I heard my voice trail off into the ether.
Tomorrow was not exactly any old Empire Day.
1776 had been the year the American colonies had rebelled against the crown; and the decisive battle of that failed ‘revolution’ had been fought only a few miles from where they sat as the car bumped and rolled along the narrow Long Island roads towards Hempstead.
28th August would be the bicentennial of the crushing of the First American Rebellion…
While Hempstead was only some twenty miles from Gravesend as the crow flew until the work to widen the south coast pike was completed sometime next year it would take – even in the middle of the night with hardly any other traffic – over an hour to get to Hempstead. It was hardly any wonder that most non-religious Long Islanders were more worried about traffic jams and the abysmal state of the roads than they were about politics!
The last two winters had been long and hard, ice had got into men’s bones like it had into fissures in the tarmac, neither the road crews or the island’s hospitals had been able to cope with the harshness of the seasons. That was the trouble; when the Governor was a good man everything went well, ticketyboo, in fact, but when he was a dolt like the current incumbent the whole shebang soon went to Hell!
Not that all the ills of King’s County, or any of the other three counties of Long Island were all the fault of the current Governor or of his office in Albany. The Colonial, County and District Councils all had to take their share of the blame; although, as friends and correspondents back in the old country were always telling him, the two Houses of Parliament, and the county and district system of national, supra-national and local governance ‘at home’ was hardly infallible. Of course, nobody in the British Isles had to suffer the additional executive-bureaucratic burden of having an imperial consul – the Viceroy, officially the Governor of the Commonwealth of New England – lording it over them from his palace in Philadelphia in between the Crown and the apparatus, or rather, the fig leaves of democracy. Whichever way one cut it no citizen of New England’s vote counted in the way a man or a woman’s vote did back in the so-called United Kingdom…
“So, what’s your story, Inspector Danson?” I asked, curious to discover if the man was going to give me the silent treatment all the way to Hempstead.
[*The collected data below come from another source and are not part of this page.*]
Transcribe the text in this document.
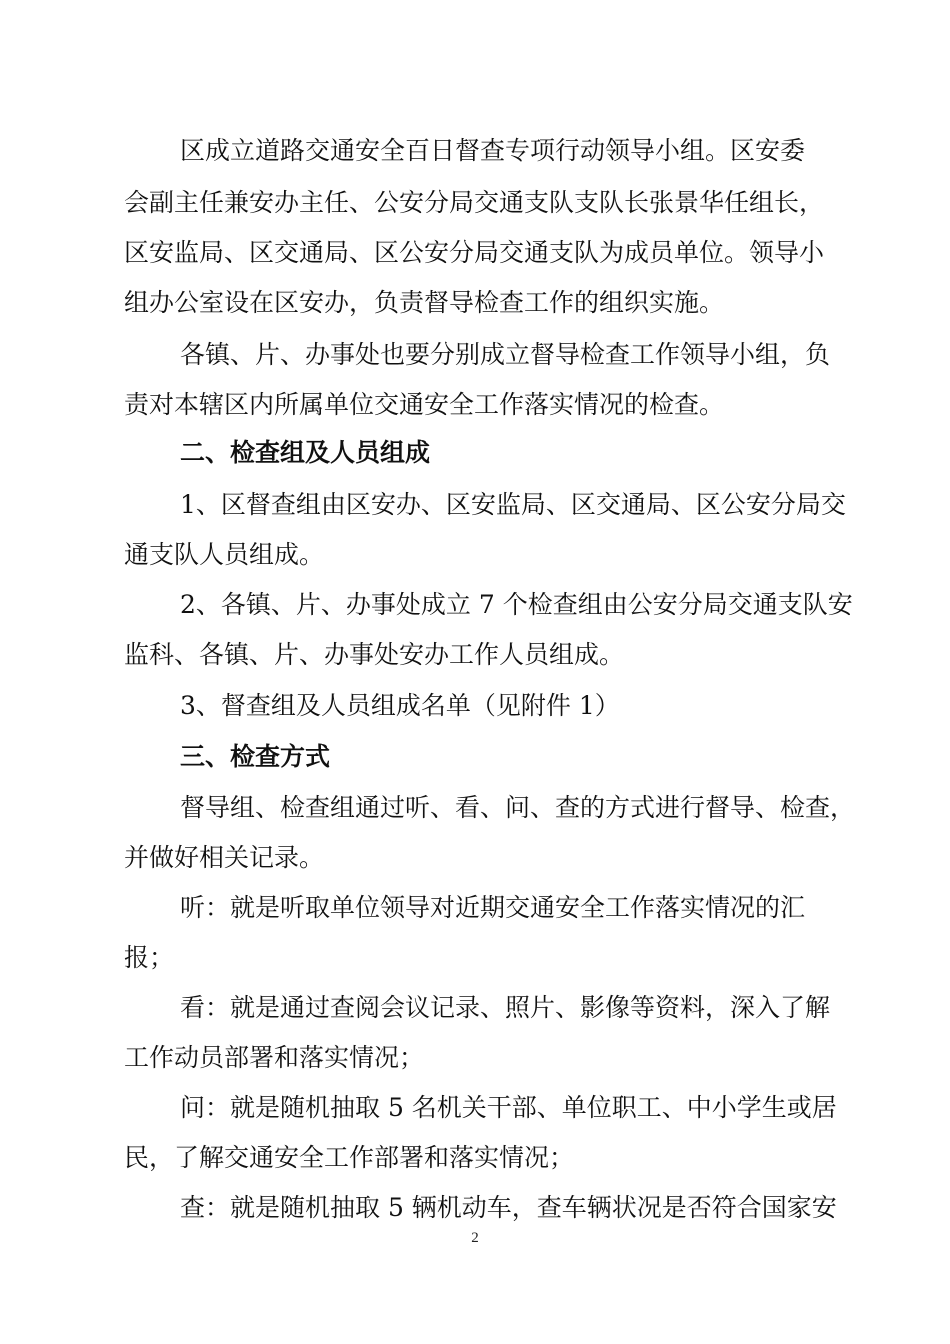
区成立道路交通安全百日督查专项行动领导小组。区安委
会副主任兼安办主任、公安分局交通支队支队长张景华任组长，
区安监局、区交通局、区公安分局交通支队为成员单位。领导小
组办公室设在区安办，负责督导检查工作的组织实施。
各镇、片、办事处也要分别成立督导检查工作领导小组，负
责对本辖区内所属单位交通安全工作落实情况的检查。
二、检查组及人员组成
1、区督查组由区安办、区安监局、区交通局、区公安分局交
通支队人员组成。
2、各镇、片、办事处成立 7 个检查组由公安分局交通支队安
监科、各镇、片、办事处安办工作人员组成。
3、督查组及人员组成名单（见附件 1）
三、检查方式
督导组、检查组通过听、看、问、查的方式进行督导、检查，
并做好相关记录。
听：就是听取单位领导对近期交通安全工作落实情况的汇
报；
看：就是通过查阅会议记录、照片、影像等资料，深入了解
工作动员部署和落实情况；
问：就是随机抽取 5 名机关干部、单位职工、中小学生或居
民，了解交通安全工作部署和落实情况；
查：就是随机抽取 5 辆机动车，查车辆状况是否符合国家安
2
He had not risen to my baited remark about Empire Day.
“I came over here so long ago you could still get free passage if it was to take up a civil service appointment across the pond,” the policeman answered, suppressing a wry chuckle. “Clerking didn’t have much charm, or square-bashing with the militia so I went to night school, got a degree and joined the Colonial Police Service. That was in forty-nine. I moved down here from Boston five or six years ago. My wife’s people come from Philadelphia.”
“Do you have kids?”
“Two girls at college in New York. Garden City College.”
“Oh right…”
“That was part of the deal when I transferred to Special Branch in the twin-colony,” Danson freely admitted.
During the course of their shared histories New York and Long Island had parted company more than once. Eventually, the Colonial Office back in London had got fed up with the ‘coming and going’ and put its foot down. That had been back in 1902; but history never really goes away so even though most of those who were alive at the time were long dead and gone everybody in the Crown Colony of New York still referred to it as the ‘twin-colony’.